Thursday, April 7, 2016

Chania - April 1st














Chania (proun. Hān ya), on the island of Crete, is the gateway to the 4,000 year-old Minoan ruins at Knossos, home of the legendary King Minos and the part man and part bull creature known as the Minotaur.  Again, we had visited Greece ten years ago and visited Knossos, but did not come to Chania so decided to remain in the old town and explore on our own. 

My immediate reaction was this little city reminded me so much of Portofino, Italy.  Another friend would later make the exact same comment. 

There was a lovely waterfront on which we walked and passed a number of open air cafes, some of which were filled with people and others with just a few old men drinking coffee.  Our benchmark is to make note of those eateries with a lot of people and to avoid those with not many customers.  Having decided not to eat lunch yesterday in Rhodes (a big mistake), I made the decision that we would enjoy a lunch of the local fare after our walk. 

On our way into the town, we came upon a little child (I thought it was a little boy, others thought it was a little girl) “playing an accordion” with a small hat in front of him for loose change.  As we passed by, I looked down and was horrified to see what looked like a handful of the after-dinner mints that are available on the Pacific Princess outside the dining room.  (The bowl is usually empty by the time we leave the first dinner seating.  Our head waiter also told us that he sees some passengers open their purses and shovel the mints in – now I know where they go.)  So, not only is this little child possibly homeless or penniless, he or she will need dental work from all the sugar from the mints.  In my opinion, this was disgraceful. 
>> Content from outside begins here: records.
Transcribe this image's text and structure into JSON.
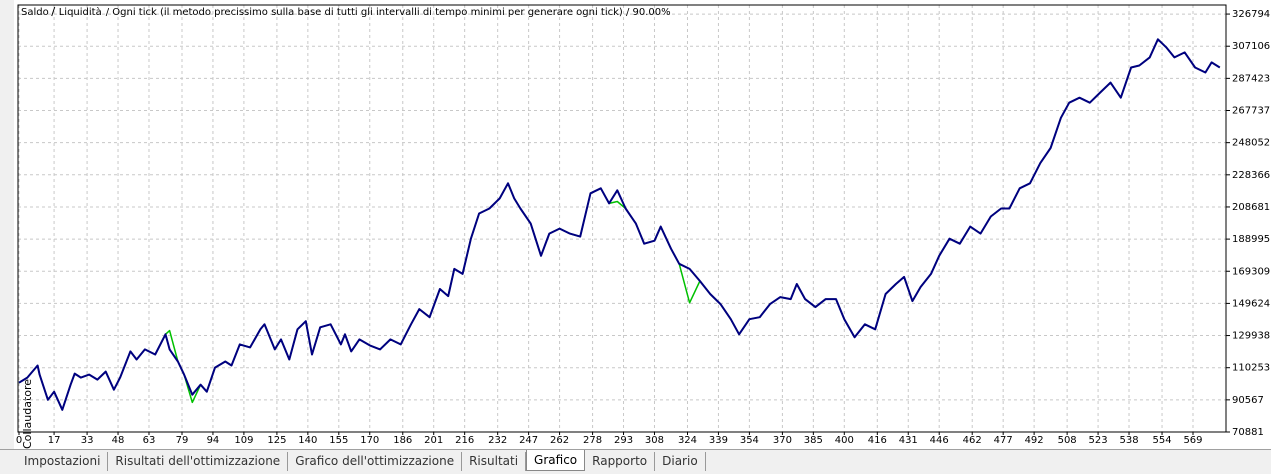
{
  "chart_data": {
    "type": "line",
    "subtitle": "/ Ogni tick (il metodo precissimo sulla base di tutti gli intervalli di tempo minimi per generare ogni tick) / 90.00%",
    "x": [
      0,
      4,
      9,
      10,
      14,
      17,
      21,
      25,
      27,
      30,
      34,
      38,
      42,
      46,
      49,
      54,
      57,
      61,
      66,
      71,
      73,
      77,
      80,
      84,
      88,
      91,
      95,
      100,
      103,
      107,
      112,
      117,
      119,
      124,
      127,
      131,
      135,
      139,
      142,
      146,
      151,
      156,
      158,
      161,
      165,
      170,
      175,
      180,
      185,
      190,
      194,
      199,
      204,
      208,
      211,
      215,
      219,
      223,
      228,
      233,
      237,
      240,
      243,
      248,
      253,
      257,
      262,
      267,
      272,
      277,
      282,
      286,
      290,
      294,
      299,
      303,
      308,
      311,
      316,
      320,
      325,
      330,
      335,
      340,
      345,
      349,
      354,
      359,
      364,
      369,
      374,
      377,
      381,
      386,
      391,
      396,
      400,
      405,
      410,
      415,
      420,
      425,
      429,
      433,
      437,
      442,
      446,
      451,
      456,
      461,
      466,
      471,
      476,
      480,
      485,
      490,
      495,
      500,
      505,
      509,
      514,
      519,
      524,
      529,
      534,
      539,
      543,
      548,
      552,
      556,
      560,
      565,
      570,
      575,
      578,
      582
    ],
    "series": [
      {
        "name": "Liquidità",
        "color": "#00c000",
        "values": [
          101094,
          104177,
          111577,
          106027,
          90612,
          95545,
          84446,
          99861,
          106644,
          104177,
          106027,
          102944,
          107877,
          96778,
          104177,
          120209,
          115276,
          121442,
          118359,
          130691,
          133000,
          114043,
          106027,
          89000,
          99861,
          95545,
          110343,
          114043,
          111577,
          124525,
          122675,
          133774,
          136857,
          121442,
          127608,
          115276,
          133774,
          138707,
          118359,
          135007,
          136857,
          124525,
          130691,
          120209,
          127608,
          123909,
          121442,
          127608,
          124525,
          136857,
          146106,
          141173,
          158438,
          154122,
          170770,
          167687,
          189268,
          204683,
          207766,
          213932,
          223181,
          213932,
          207766,
          198517,
          178786,
          192351,
          195434,
          192351,
          190501,
          217015,
          220098,
          210849,
          212000,
          207766,
          198517,
          186185,
          188035,
          196667,
          183102,
          173853,
          150000,
          163371,
          155355,
          149189,
          139940,
          130691,
          139940,
          141173,
          149189,
          153505,
          152272,
          161521,
          152272,
          147339,
          152272,
          152272,
          139940,
          128841,
          136857,
          133774,
          155355,
          161521,
          165837,
          151039,
          159671,
          167687,
          178786,
          189268,
          186185,
          196667,
          192351,
          202833,
          207766,
          207766,
          220098,
          223181,
          235513,
          244762,
          263260,
          272509,
          275592,
          272509,
          278675,
          284841,
          275592,
          294090,
          295323,
          300256,
          311355,
          306422,
          300256,
          303339,
          294090,
          291007,
          297173,
          294090
        ]
      },
      {
        "name": "Saldo",
        "color": "#000080",
        "values": [
          101094,
          104177,
          111577,
          106027,
          90612,
          95545,
          84446,
          99861,
          106644,
          104177,
          106027,
          102944,
          107877,
          96778,
          104177,
          120209,
          115276,
          121442,
          118359,
          130691,
          121442,
          114043,
          106027,
          93695,
          99861,
          95545,
          110343,
          114043,
          111577,
          124525,
          122675,
          133774,
          136857,
          121442,
          127608,
          115276,
          133774,
          138707,
          118359,
          135007,
          136857,
          124525,
          130691,
          120209,
          127608,
          123909,
          121442,
          127608,
          124525,
          136857,
          146106,
          141173,
          158438,
          154122,
          170770,
          167687,
          189268,
          204683,
          207766,
          213932,
          223181,
          213932,
          207766,
          198517,
          178786,
          192351,
          195434,
          192351,
          190501,
          217015,
          220098,
          210849,
          218865,
          207766,
          198517,
          186185,
          188035,
          196667,
          183102,
          173853,
          170770,
          163371,
          155355,
          149189,
          139940,
          130691,
          139940,
          141173,
          149189,
          153505,
          152272,
          161521,
          152272,
          147339,
          152272,
          152272,
          139940,
          128841,
          136857,
          133774,
          155355,
          161521,
          165837,
          151039,
          159671,
          167687,
          178786,
          189268,
          186185,
          196667,
          192351,
          202833,
          207766,
          207766,
          220098,
          223181,
          235513,
          244762,
          263260,
          272509,
          275592,
          272509,
          278675,
          284841,
          275592,
          294090,
          295323,
          300256,
          311355,
          306422,
          300256,
          303339,
          294090,
          291007,
          297173,
          294090
        ]
      }
    ],
    "xlim": [
      0,
      585
    ],
    "ylim": [
      70881,
      332344
    ],
    "xticks": [
      0,
      17,
      33,
      48,
      63,
      79,
      94,
      109,
      125,
      140,
      155,
      170,
      186,
      201,
      216,
      232,
      247,
      262,
      278,
      293,
      308,
      324,
      339,
      354,
      370,
      385,
      400,
      416,
      431,
      446,
      462,
      477,
      492,
      508,
      523,
      538,
      554,
      569
    ],
    "yticks": [
      326794,
      307106,
      287423,
      267737,
      248052,
      228366,
      208681,
      188995,
      169309,
      149624,
      129938,
      110253,
      90567,
      70881
    ],
    "grid": true
  },
  "side_label": "Collaudatore",
  "tabs": [
    "Impostazioni",
    "Risultati dell'ottimizzazione",
    "Grafico dell'ottimizzazione",
    "Risultati",
    "Grafico",
    "Rapporto",
    "Diario"
  ],
  "active_tab": "Grafico"
}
We did see many guys walking around selling fake watches, another two stores that offered pedicures via flesh-eating fish, grocery-type stores selling herbs and seasonings, olive oil and (my favorite) halvah.  I bought a small wallet for my license and credit cards for 5€ and very happy with my purchase.  A store sold only items made from olive wood and I, of course, bought two more pieces of clothing that I could not resist.  (Again, I was helping out the Greek economy.) 
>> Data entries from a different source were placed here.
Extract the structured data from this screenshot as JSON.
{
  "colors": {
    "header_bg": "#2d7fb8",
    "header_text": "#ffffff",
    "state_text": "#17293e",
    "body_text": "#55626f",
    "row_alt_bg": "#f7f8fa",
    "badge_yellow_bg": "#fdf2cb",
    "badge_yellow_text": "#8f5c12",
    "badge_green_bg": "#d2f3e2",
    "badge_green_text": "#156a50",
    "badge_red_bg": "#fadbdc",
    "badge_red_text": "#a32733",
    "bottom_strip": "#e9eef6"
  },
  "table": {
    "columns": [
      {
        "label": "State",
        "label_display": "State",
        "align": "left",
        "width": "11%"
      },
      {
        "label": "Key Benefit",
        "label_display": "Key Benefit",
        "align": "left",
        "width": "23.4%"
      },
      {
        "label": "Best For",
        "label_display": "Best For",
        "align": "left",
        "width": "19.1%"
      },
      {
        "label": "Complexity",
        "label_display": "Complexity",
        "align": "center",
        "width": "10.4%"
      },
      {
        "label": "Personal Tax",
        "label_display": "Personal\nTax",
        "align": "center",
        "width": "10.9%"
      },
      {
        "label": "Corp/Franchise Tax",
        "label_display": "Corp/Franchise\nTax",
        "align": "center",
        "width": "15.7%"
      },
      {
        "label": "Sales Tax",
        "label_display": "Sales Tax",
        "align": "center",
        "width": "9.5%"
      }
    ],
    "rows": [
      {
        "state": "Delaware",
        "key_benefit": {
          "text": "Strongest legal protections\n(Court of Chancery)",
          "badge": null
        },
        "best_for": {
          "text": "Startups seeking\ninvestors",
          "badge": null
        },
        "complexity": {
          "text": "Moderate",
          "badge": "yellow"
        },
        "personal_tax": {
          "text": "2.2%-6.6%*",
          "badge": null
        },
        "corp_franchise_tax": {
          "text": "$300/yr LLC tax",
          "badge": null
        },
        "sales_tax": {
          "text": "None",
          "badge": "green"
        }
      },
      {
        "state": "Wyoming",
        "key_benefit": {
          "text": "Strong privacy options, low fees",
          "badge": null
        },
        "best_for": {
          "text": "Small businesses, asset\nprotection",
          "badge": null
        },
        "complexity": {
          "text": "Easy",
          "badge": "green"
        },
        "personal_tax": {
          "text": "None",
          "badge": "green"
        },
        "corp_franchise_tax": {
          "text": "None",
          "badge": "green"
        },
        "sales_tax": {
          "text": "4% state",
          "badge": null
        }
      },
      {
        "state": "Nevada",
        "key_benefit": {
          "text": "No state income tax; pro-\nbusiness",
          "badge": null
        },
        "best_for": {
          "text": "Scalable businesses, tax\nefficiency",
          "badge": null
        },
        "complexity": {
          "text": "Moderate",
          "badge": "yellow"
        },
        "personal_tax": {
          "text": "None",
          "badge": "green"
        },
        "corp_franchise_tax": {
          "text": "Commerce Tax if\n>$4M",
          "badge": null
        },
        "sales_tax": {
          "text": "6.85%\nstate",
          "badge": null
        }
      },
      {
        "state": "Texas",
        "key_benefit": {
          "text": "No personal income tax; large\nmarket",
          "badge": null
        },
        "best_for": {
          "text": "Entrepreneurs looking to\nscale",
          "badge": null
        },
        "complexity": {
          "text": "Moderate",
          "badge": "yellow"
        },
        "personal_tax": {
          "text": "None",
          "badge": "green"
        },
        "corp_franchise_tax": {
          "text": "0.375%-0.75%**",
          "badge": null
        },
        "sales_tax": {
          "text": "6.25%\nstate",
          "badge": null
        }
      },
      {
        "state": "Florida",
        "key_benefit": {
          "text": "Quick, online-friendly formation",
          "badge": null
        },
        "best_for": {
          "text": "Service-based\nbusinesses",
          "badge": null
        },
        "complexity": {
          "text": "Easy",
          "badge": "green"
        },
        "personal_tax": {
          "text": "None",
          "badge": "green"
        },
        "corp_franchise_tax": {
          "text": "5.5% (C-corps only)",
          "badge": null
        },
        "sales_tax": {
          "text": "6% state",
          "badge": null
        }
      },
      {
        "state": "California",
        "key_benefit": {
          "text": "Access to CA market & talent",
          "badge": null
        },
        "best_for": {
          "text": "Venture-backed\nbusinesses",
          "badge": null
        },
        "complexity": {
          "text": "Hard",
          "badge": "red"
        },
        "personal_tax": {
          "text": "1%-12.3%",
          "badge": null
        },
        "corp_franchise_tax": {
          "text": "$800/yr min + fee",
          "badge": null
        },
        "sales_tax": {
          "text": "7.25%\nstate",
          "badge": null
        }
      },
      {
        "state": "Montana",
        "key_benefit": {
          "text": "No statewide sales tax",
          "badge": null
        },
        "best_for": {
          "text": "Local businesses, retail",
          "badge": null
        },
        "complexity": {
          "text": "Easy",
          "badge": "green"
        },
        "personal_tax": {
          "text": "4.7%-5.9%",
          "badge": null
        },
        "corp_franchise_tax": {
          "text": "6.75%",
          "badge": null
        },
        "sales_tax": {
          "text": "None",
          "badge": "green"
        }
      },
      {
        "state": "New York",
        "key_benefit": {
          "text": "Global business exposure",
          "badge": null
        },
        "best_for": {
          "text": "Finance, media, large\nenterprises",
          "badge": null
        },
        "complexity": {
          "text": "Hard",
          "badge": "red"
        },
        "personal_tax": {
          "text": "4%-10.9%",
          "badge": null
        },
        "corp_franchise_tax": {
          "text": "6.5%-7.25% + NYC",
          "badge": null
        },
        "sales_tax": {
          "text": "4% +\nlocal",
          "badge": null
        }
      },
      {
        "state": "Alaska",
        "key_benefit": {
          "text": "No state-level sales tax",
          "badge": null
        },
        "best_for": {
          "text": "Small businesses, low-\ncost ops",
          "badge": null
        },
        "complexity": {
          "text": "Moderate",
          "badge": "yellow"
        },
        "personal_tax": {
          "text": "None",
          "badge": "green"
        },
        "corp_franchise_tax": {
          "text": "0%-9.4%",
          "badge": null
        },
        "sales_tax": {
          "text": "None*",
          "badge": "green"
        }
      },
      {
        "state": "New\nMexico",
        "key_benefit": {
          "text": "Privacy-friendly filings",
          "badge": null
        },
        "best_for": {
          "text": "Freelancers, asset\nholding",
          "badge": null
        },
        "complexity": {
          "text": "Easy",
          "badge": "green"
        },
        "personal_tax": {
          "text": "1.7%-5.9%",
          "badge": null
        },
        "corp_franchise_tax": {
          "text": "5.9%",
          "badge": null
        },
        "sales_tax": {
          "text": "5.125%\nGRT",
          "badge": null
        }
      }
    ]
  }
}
Again, we had extraordinarily beautiful weather and all the walking and shopping made us hungry.  Remembering those very crowded cafes at the waterfront, we headed back and I looked at one of the menus making sure that it offered fried feta cheese, a dish highly recommended by our waiter.  When I saw it on the menu, I immediately said to Michael, “this is the one” and the maître d standing outside heard me and said with a big smile, “of course we have fried cheese!”  Realizing that more of our new friends were already enjoying their lunch, Bob and Michelle (he has set up a “studio” at one area of the deck on the ship where he paints every day and will have a showing before the end of the cruise of all his paintings while his lovely wife edits their photos) and Frank and Marie (from California). 
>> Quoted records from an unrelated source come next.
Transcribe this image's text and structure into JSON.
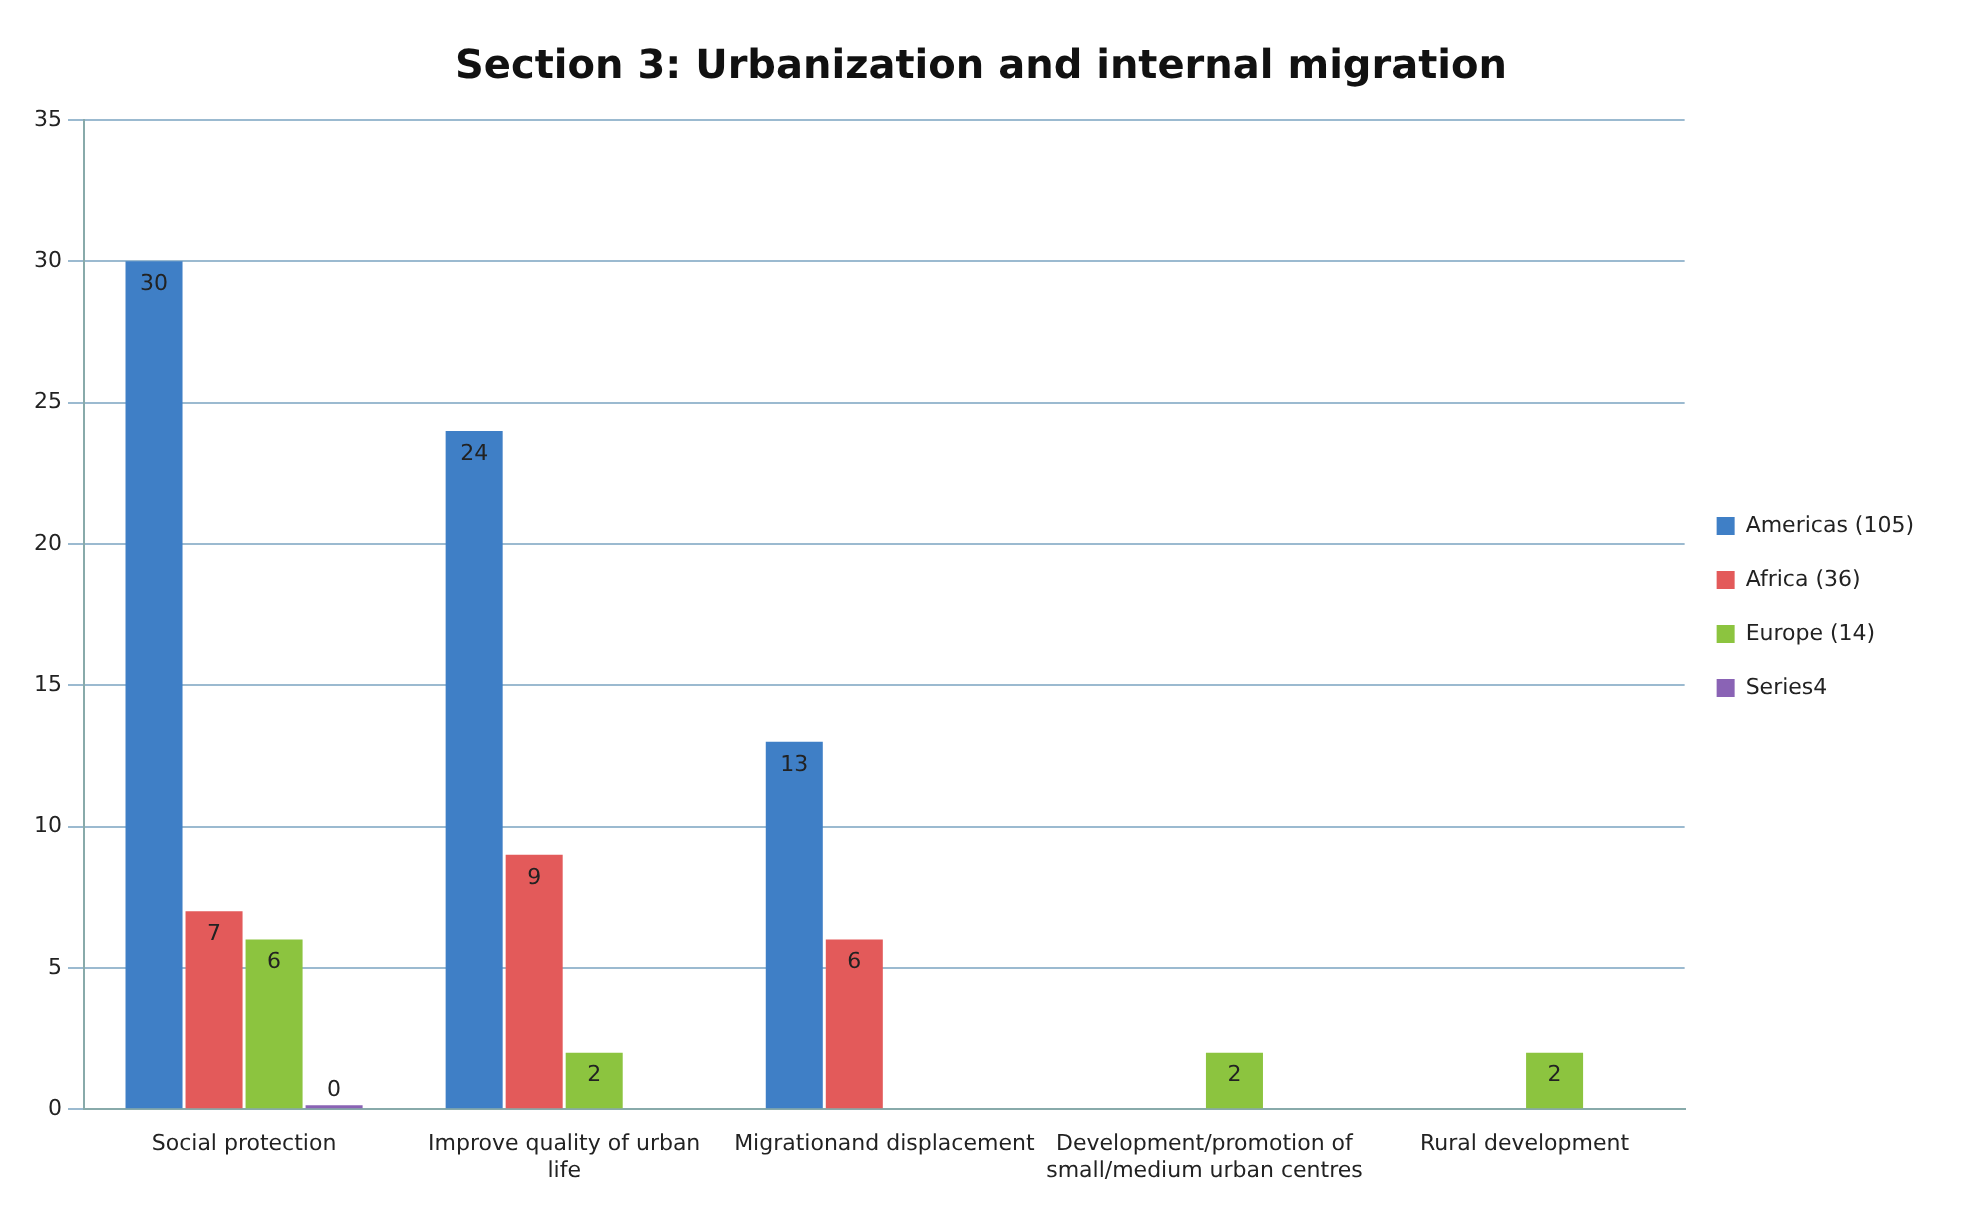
{
  "chart_data": {
    "type": "bar",
    "title": "Section 3: Urbanization and internal migration",
    "categories": [
      "Social protection",
      "Improve quality of urban life",
      "Migrationand displacement",
      "Development/promotion of small/medium urban centres",
      "Rural development"
    ],
    "series": [
      {
        "name": "Americas (105)",
        "color": "#3f7fc6",
        "values": [
          30,
          24,
          13,
          null,
          null
        ]
      },
      {
        "name": "Africa (36)",
        "color": "#e35a5a",
        "values": [
          7,
          9,
          6,
          null,
          null
        ]
      },
      {
        "name": "Europe (14)",
        "color": "#8cc43f",
        "values": [
          6,
          2,
          null,
          2,
          2
        ]
      },
      {
        "name": "Series4",
        "color": "#8a63b5",
        "values": [
          0,
          null,
          null,
          null,
          null
        ]
      }
    ],
    "ylim": [
      0,
      35
    ],
    "yticks": [
      0,
      5,
      10,
      15,
      20,
      25,
      30,
      35
    ],
    "grid": "y",
    "legend": "right",
    "data_labels": true
  }
}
We sat down and enjoyed a Greek salad made up of tomatoes and sweet red onions (so sweet, in fact, that neither of us suffered from lingering onion breath) with huge wedges of freshly-made feta cheese, fried feta cheese (I can’t have enough feta cheese), an eggplant dish and a small pizza.  Michael took pictures of me eating and I must have looked so ecstatic that he offered me a cigarette afterwards!  I have to say this was one of the most wonderful meals I have had in recent memory.  The color of the food, the freshness, the way the eggplant was perfectly prepared and the incredible extra virgin olive oil were to die for.  Although initially reluctant to do so, Marie suggested I take the leftover eggplant back to the ship and have it heated up the following day.  I was SO happy that I followed her advice because, unbelievably, it was even better the next day.  To top off this incredible meal, our waitress came over and told us that Frank had paid for it!  We were very surprised but very grateful for an extremely generous new friend. 

Back on the ship that night, I’m sure I dreamt of sailing on a ship made of feta cheese, fueled by extra virgin olive oil, eating red juicy tomatoes while reading a good book. 

Michael’s Observations:   Being the resident weather watcher, we have been blessed with extraordinarily beautiful weather.  Every port seems to improve and I keep thinking of looking for property.  Of course, this is really early spring and in the summer most of these ports hit temperatures around 90-100 or more but right now it has been marvelous. 

Chania was no exception in its beautiful weather and the ancient scenery of pavers and turrets and narrow streets with vendors hawking their wares.  I am a notorious window shopper so I love looking at the goods offered but seldom buy anything but it’s a lot of fun to see what is offered in these little shops.  This city offered easy walking and majestic views of the harbor but the highlight was a delicious lunch with my beautiful wife and new friends whom we’ve met aboard the Pacific Princess.

Leona’s Reply:  Yes, Michael has, in many ports (with the highest humidity possible), suggested we buy property there.  I tell him that I will lovingly write, email, call and Skype him every day.   (As you probably all know, I seldom enjoy temperatures above 65.)